Sterling starts a new week, month and season in a strong position against the euro and US dollar. Against the euro it is 1.25% up on the start of the month and close to 2% up on this time last year.
If you want to go further back, GBP/EUR is more than 7% stronger than five years ago; a saving of around £15,000 on a €250,000 property in the eurozone.
So, if you’re keen to let that summer vibe continue with your own property abroad, this looks like an excellent rate to lock in with a forward contract, bearing in mind that between the end of August and September 2022 sterling fell from around today’s level down to below €1.12. This had catastrophic impacts on property buyers’ budgets which I wouldn’t wish on anyone. Why not speak to your account manager on 020 8108 5163 and run through your options for protecting your money?
What could knock sterling off its current strength? This is a relatively quiet week for data, but with the Bank of England’s interest rate decision in 17 days the markets will be on the lookout for any clues. That might include final results for PMI coming through the week, retail sales and house prices, all of which can be influential.
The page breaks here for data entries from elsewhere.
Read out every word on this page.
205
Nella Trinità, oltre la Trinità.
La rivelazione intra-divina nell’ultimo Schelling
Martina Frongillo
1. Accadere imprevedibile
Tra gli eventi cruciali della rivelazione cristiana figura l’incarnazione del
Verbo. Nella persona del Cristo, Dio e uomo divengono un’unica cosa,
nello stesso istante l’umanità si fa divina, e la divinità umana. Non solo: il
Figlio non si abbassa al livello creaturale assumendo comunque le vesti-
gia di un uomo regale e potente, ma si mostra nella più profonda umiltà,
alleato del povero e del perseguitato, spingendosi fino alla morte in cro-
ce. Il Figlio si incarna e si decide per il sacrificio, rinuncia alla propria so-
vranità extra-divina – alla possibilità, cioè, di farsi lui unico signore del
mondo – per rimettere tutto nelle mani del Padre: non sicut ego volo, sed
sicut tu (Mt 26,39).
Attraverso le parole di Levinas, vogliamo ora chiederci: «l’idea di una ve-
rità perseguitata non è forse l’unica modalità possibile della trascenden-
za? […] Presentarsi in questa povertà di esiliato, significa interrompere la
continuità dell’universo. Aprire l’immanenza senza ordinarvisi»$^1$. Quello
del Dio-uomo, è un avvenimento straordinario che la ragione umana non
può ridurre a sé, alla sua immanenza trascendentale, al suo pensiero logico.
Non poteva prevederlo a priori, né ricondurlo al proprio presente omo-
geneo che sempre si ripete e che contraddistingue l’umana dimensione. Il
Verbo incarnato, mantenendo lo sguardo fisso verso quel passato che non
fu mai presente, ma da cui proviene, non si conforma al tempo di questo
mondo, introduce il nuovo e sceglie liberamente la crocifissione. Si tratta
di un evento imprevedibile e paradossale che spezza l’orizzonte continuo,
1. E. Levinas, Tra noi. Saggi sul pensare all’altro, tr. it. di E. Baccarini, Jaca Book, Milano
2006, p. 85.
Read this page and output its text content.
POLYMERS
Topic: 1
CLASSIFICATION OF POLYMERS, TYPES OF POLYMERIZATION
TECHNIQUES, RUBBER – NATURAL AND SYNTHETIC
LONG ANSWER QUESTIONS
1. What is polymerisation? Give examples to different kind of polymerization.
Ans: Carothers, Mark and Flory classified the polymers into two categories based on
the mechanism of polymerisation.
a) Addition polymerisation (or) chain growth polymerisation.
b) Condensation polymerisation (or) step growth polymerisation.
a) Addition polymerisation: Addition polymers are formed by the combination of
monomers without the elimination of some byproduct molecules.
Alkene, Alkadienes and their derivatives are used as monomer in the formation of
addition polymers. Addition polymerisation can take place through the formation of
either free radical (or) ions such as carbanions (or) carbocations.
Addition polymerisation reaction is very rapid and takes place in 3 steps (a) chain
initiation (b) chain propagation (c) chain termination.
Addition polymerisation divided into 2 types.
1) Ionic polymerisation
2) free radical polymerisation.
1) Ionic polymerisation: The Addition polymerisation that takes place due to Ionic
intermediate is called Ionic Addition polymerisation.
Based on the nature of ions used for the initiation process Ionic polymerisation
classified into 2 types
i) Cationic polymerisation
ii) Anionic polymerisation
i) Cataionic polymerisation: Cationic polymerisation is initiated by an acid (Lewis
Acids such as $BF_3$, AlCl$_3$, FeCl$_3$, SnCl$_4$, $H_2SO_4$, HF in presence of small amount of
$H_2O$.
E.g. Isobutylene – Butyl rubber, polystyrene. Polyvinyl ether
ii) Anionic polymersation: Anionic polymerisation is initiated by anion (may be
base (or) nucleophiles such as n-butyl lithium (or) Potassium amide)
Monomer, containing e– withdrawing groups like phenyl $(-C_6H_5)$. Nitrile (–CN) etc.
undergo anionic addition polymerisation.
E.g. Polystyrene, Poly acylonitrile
The following week is the one to watch, where big movements in exchange rates could be expected as employment, earnings and GDP data arrives.
The new government is still within its first 100 days, when it can get unpopular policies through in its honeymoon period, so the markets will be watching for comments that might indicate a direction on tax policy in particular as it aproaches the budget on 30th October.
Lots to think about from an exchange rate point of view then. The autumn could be more volatile than the summer. Or you can simply fix your rate and think about a sunnier lifestyle as the evenings continue to draw in.